Dans cet objectif, Arterris Innovation et ses quinze collaborateurs planchent sur quatre grands dossiers : la chimie du végétal, les énergies re-nouvelables, l’agriculture productive et écologique ainsi que les agroéquipements. Dans le cadre de ces quatre grands axes de R&D, le Cos a identifié plusieurs projets programmés à plus ou moins long terme. Entre 2017 et 2020, Arterris Innovation prévoit entre autres la mise au point de drones pour la surveillance des cultures ainsi que d’un robot de désherbage sans utilisation d’herbicides, l’élaboration de produits de protection des plantes à partir de la pellicule du raisin (projet Phytomarc), la conception de goutte-à-goutte enterré pour l’irrigation de précision des grandes cultures ou encore la concrétisation de projet Valodim concernant la création de plusieurs méthaniseurs à l’échelle du territoire d’action du groupe. Ce qui devrait lui permettre d’autoproduire entre 15 et 20 % des éléments fertilisants utilisés par ses adhérents.
Parmi les dossiers aboutis, présentés par Guillaume Duboin lors de la conférence de presse du 5 février au siège d’Arterris à Castelnaudary, on retiendra trois grands projets.
MIE’nutie, la baguette 100 % blé dur made by Arterris
Le blé dur n’est pas, a priori, panifiable car l’opération de meunerie réalisée sur cette céréale ne permet pas d’obtenir de la farine, à savoir une mouture inférieure à 200 microns, mais une semoule très fine comprise entre 220 et 330 microns. Avec une idée bien précise derrière la tête, Arterris Innovation a voulu démontrer le contraire. Le défi a été relevé en lien avec l’Inra et la Toulousaine des Farines (Sallèles-d’Aude), holding détenue par les Moulins Pyrénéens, eux-mêmes appartenant à 50 % au groupe Arterris et 50 % aux Grands Moulins de Strasbourg.
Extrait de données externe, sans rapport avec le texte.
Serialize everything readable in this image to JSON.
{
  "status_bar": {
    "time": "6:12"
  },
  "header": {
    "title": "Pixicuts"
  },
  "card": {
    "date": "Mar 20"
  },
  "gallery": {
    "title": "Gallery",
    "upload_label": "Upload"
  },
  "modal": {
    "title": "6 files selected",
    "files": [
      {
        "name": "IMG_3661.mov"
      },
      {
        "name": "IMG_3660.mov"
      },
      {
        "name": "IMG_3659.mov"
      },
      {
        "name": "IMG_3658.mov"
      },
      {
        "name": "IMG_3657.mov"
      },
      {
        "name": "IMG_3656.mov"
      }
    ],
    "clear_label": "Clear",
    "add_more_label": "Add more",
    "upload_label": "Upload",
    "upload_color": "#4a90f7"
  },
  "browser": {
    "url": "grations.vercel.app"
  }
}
« La première farine de blé dur au monde est née ! », se félicite Guillaume Duboin. Conforme à la définition de la farine, elle présente une granulométrie de 170 microns. Après dépôt d’un brevet, la phase de développement a été engagée en lien avec quatre boulangers audois et héraultais qui ont participé à la mise au point de la méthode d’obtention de la baguette vendue sous la marque MIE’nutie. « Le développement”, poursuit Guillaume Duboin, “a été relativement lent car cette baguette est fabriquée selon une méthode de travail spécifique qui exige une phase d’apprentissage. » Deux ans après son lancement, quelque 400 t de farine ont été panifiées. A l’horizon 2016, ces volumes devraient atteindre 3 000 t. « Pour franchir un nouveau seuil de développement, nous allons devoir travailler avec des industriels de la boulangerie mais aussi de la biscuiterie pour créer une gamme de produits spéciaux », reconnaît le directeur.
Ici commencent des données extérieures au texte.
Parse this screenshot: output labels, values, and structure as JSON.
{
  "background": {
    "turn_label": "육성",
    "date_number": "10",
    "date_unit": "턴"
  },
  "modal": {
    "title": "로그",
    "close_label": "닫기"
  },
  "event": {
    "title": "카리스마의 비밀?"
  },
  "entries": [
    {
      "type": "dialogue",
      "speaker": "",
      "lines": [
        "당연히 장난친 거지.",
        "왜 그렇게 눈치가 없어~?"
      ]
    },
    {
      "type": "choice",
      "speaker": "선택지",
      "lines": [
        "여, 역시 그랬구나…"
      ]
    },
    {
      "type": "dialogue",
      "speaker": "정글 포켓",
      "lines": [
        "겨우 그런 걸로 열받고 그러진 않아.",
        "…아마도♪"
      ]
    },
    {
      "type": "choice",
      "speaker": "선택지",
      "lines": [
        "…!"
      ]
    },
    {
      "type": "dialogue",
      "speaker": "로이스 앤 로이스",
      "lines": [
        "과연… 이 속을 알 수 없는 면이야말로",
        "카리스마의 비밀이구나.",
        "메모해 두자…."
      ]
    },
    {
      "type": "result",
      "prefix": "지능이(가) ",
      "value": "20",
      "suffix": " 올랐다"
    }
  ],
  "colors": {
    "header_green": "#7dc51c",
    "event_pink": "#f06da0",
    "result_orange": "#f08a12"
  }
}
A plus long terme, de nouveaux investissements devraient voir le jour afin, dit-il, « de garder une longueur d’avance face à une très probable concurrence. » Outre la captation de valeur pour le moulin et le boulanger liée au prix supérieur de la farine du blé dur et outre les royalties encaissées par le groupe, Guillaume Duboin insiste sur l’intérêt de cette innovation en terme de débouchés : « C’est la première fois que le blé dur aura un autre débouché que la semoule », dit-il. A l’échelle du groupe, le développement de cette filière devrait alors permettre d’envisager des contractualisations avec les céréaliers adhérents. Dans cet objectif, Arterris Innovation mise sur des relais d’opinions en se rapprochant de chefs de renom mais aussi des Compagnons du Devoir. Autre dossier concrétisé, le TRS2, un adjuvant 100 % d’origine végétale.
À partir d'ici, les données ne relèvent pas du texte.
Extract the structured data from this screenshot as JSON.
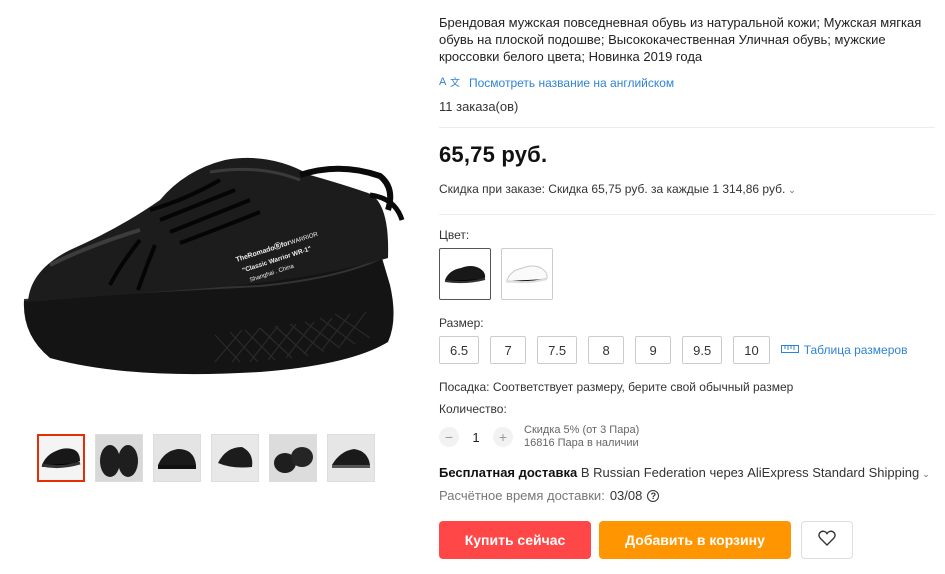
{
  "product": {
    "title": "Брендовая мужская повседневная обувь из натуральной кожи; Мужская мягкая обувь на плоской подошве; Высококачественная Уличная обувь; мужские кроссовки белого цвета; Новинка 2019 года",
    "translate_link": "Посмотреть название на английском",
    "orders": "11 заказа(ов)",
    "price": "65,75 руб.",
    "discount": "Скидка при заказе: Скидка 65,75 руб. за каждые 1 314,86 руб."
  },
  "color": {
    "label": "Цвет:",
    "options": [
      {
        "name": "black",
        "selected": true
      },
      {
        "name": "white",
        "selected": false
      }
    ]
  },
  "size": {
    "label": "Размер:",
    "options": [
      "6.5",
      "7",
      "7.5",
      "8",
      "9",
      "9.5",
      "10"
    ],
    "table_link": "Таблица размеров"
  },
  "fit": "Посадка: Соответствует размеру, берите свой обычный размер",
  "quantity": {
    "label": "Количество:",
    "minus": "−",
    "value": "1",
    "plus": "+",
    "discount_note": "Скидка 5% (от 3 Пара)",
    "stock": "16816 Пара в наличии"
  },
  "shipping": {
    "free": "Бесплатная доставка",
    "details": "В Russian Federation через AliExpress Standard Shipping",
    "eta_label": "Расчётное время доставки:",
    "eta_date": "03/08"
  },
  "buttons": {
    "buy": "Купить сейчас",
    "cart": "Добавить в корзину"
  },
  "shoe_print": {
    "line1": "TheRomadoⓇfor",
    "line1b": "WARRIOR",
    "line2": "\"Classic Warrior WR-1\"",
    "line3": "Shanghai . China"
  },
  "colors": {
    "accent_red": "#ff4747",
    "accent_orange": "#ff9500",
    "link_blue": "#2e83d6",
    "thumb_active": "#e62e04"
  },
  "icons": {
    "translate": "translate-icon",
    "ruler": "ruler-icon",
    "help": "question-icon",
    "wishlist": "heart-icon"
  }
}
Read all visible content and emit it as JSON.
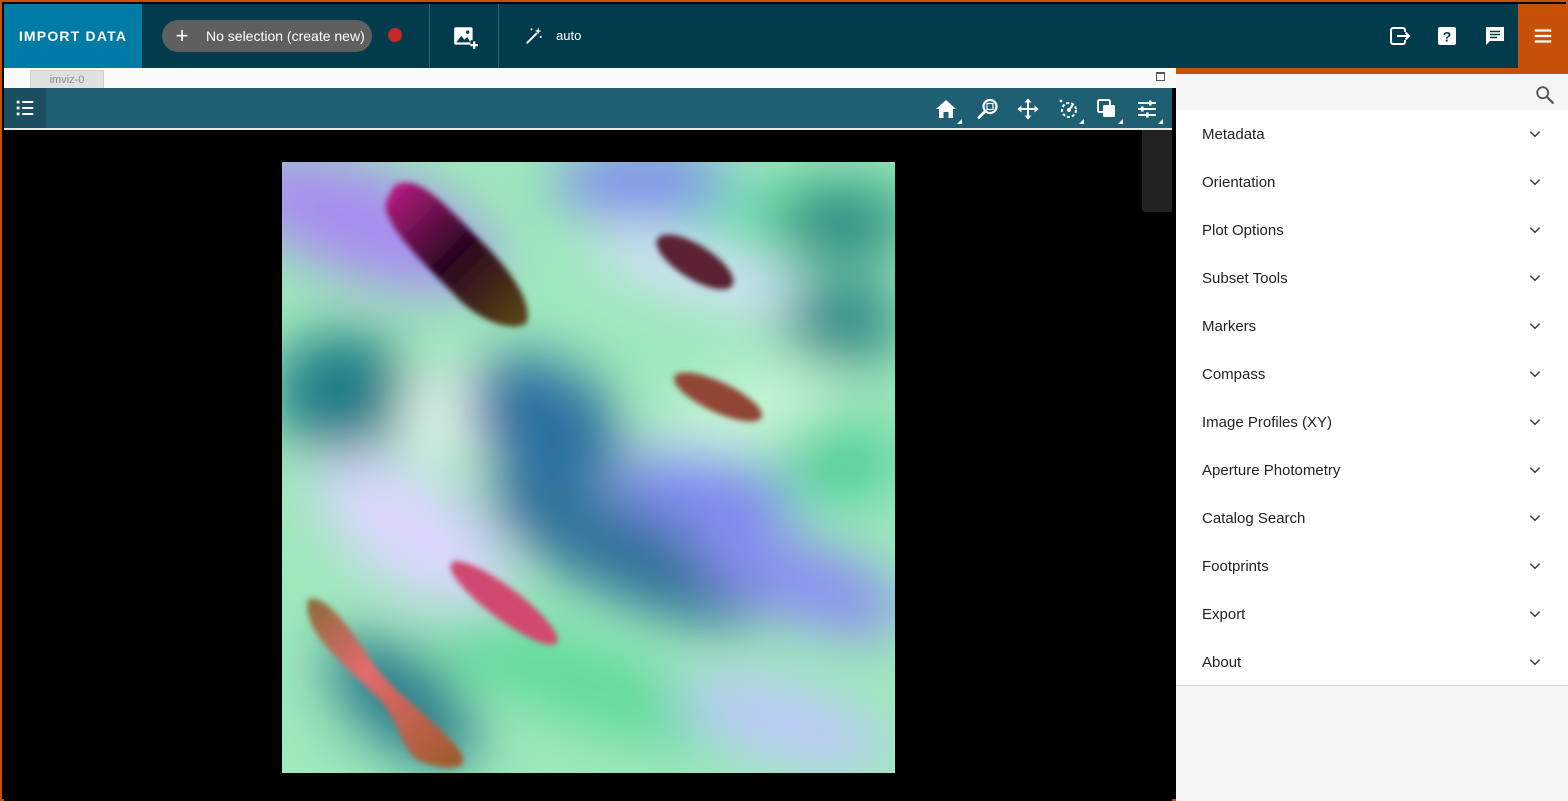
{
  "topbar": {
    "import_label": "IMPORT DATA",
    "selection_label": "No selection (create new)",
    "add_icon": "plus-icon",
    "record_color": "#c62828",
    "auto_label": "auto",
    "colors": {
      "bar": "#023b4b",
      "import": "#007ba6",
      "accent": "#c75109"
    }
  },
  "viewer": {
    "tab_label": "imviz-0",
    "tools": [
      "home-icon",
      "zoom-icon",
      "pan-icon",
      "stretch-icon",
      "blink-icon",
      "settings-icon"
    ]
  },
  "tray": {
    "plugins": [
      {
        "label": "Metadata"
      },
      {
        "label": "Orientation"
      },
      {
        "label": "Plot Options"
      },
      {
        "label": "Subset Tools"
      },
      {
        "label": "Markers"
      },
      {
        "label": "Compass"
      },
      {
        "label": "Image Profiles (XY)"
      },
      {
        "label": "Aperture Photometry"
      },
      {
        "label": "Catalog Search"
      },
      {
        "label": "Footprints"
      },
      {
        "label": "Export"
      },
      {
        "label": "About"
      }
    ]
  }
}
TRS2, un adjuvant de la chimie verte
Son homologation a été très longue à obtenir en France, quatre ans contre six mois en Allemagne. Mais, là encore, Arterris Innovation est allé au bout de son projet. En lien avec la société SDP, le groupe Arterris a commercialisé en 2013 le premier adjuvant d’origine végétale fabriqué à partir d’un tournesol hautement oléique. Homologué en France et en Allemagne pour une utilisation en association avec des herbicides en grandes cultures, il est également pré-positionné au Royaume-Uni.
TRS2 est né grâce au partenariat entre Arterris Innovation et l’huilerie GHM à Béziers en charge de la trituration du tournesol hautement oléique et la société axonaise (de l’Aisne) SDP, numéro 2 en France dans la fabrication d’adjuvants qui, pour sa part, assurera la fabrication industrielle et la commercialisation. En 2013, quelque 30 000 litres ont été commercialisés. Grâce à un bon positionnement prix, Arterris Innovation table sur plus de 200 000 litres en 2014 et près d’un million de litres d’ici trois ans. Sur un marché de 4 millions de litres, TRS2 peut espérer représenter 25 % des parts de marché. Une ambition qui s’appuie sur le développement du programme Oléis que le groupe Arterris a lancé en 2008 en partenariat avec le semencier Pioneer en vue d’identifier de nouvelles pistes de valorisation des variétés de tournesol oléique et super-oléique.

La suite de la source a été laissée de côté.